Academy midshipmen show talent in classical concert

Review

January 26, 2007|By Mary Johnson | Mary Johnson,Special to The Sun

Anyone expecting to hear music below the prestigious conservatory level got a pleasant surprise Sunday at the Midshipmen Classical Concert at the Naval Academy.

The young men and women performing in the academy's Main Chapel delivered genuine musical talent and heartfelt passion.

The program covered a wide musical range from the 17th century to the 20th, with Bach, Mozart, Beethoven and Chopin among the composers represented.

At intermission, my neighbor, academy math professor Sonia Garcia, said that one former and two current students were performing. One of her students, violinist Victor Szeligowski, bought a ticket for her.

"It's delightful to see good students with exceptional abilities to touch my heart," Garcia said.

Monte Maxwell, music department chairman, also praised the musicians at intermission, noting that despite carrying a full load of academic and extra responsibilities, they had the dedication and ability to find time for musical endeavors.

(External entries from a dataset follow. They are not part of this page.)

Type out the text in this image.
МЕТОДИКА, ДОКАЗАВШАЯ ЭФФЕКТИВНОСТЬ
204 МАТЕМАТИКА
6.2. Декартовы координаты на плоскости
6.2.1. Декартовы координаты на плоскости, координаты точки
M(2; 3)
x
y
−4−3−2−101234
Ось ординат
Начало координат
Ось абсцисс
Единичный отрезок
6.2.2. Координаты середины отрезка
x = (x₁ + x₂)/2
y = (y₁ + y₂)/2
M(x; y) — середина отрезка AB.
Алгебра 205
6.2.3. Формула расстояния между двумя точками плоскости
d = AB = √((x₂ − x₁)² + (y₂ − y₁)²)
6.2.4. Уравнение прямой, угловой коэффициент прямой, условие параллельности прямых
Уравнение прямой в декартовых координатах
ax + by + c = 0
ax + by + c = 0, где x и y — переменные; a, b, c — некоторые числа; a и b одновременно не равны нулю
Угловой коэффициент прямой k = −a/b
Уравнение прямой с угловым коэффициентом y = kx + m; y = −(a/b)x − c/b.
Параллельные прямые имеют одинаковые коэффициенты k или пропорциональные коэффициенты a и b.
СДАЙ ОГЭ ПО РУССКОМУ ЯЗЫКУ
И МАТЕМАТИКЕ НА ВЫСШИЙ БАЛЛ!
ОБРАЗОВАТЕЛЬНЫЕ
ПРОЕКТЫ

The audience was treated to fine performances, including Vivaldi's "Summer" from Four Seasons and a full 50-musician symphony orchestra to end the concert with a superb "Jupiter" segment from Gustav Holst's Symphony of the Planets.

Violinists Michael Titzer and William Jenkins with Phil Crawford on cello and Jake Robie on viola opened the program with a proficiently and expressively played Beethoven quartet.

An exciting Scherzo-Tarantella Opus 16 by Henri Wieniawski received impassioned treatment from violinist Matt Vegel and pianist Megan Green before Crawford returned with pianist C.J.T. Morgan for a Beethoven Sonata for Piano and Violoncello.

Pianist Steve Colley offered a sensitive version of Chopin's familiar Waltz Op. 64 that captured lovely romanticism.

The concert came alive with 20th-century American composer William Kroll's signature virtuoso work "Banjo and Fiddle." It was given expression in a rhythmic performance by violinist Grant Strickland and pianist Brian Williams that included a joyous rendition of the work's central melody.

Offering an interesting change of pace were Andrew Faulkner on saxophone and Rebekah Cranor on piano in an aria by another 20th-century composer, Eugene Bozza, that featured a soulful melody.

Bach's Partita No. 3 in E Major was played with virtuosity by violinist Jenkins.

Other highlights were two works by Mozart.

Quintet in A for Clarinet offered excellent ensemble playing by Joshua Bosworth on clarinet, Travis Albright on bassoon, flutists Reid Smythe and Lauren Wolfe and Stephanie Stamm on French horn.

Mozart was also represented in the charming Andante in C Major played by Mariel Pletcher on flute and Evan Seyfried, where Pletcher offered a tour de force performance.

After intermission, the audience was treated to pianist Matthew Davidson's passionate rendition of Rachmaninoff's Moment Musical.

In a concert of many highs, one highlight came in Vivaldi's "Summer," which featured the Midshipmen Chamber Orchestra directed by Jenkins with soloists Titzer on violin and Crawford on cello.

In a dramatic ending, the 50-piece Midshipmen Symphony Orchestra conducted by Maxwell produced a lush full sound on "Jupiter" to create a melody filled with palpable joy and the natural ebullience of youth.

Together, these musicians convinced me that they could indeed soar to Jupiter on the wings of their talent.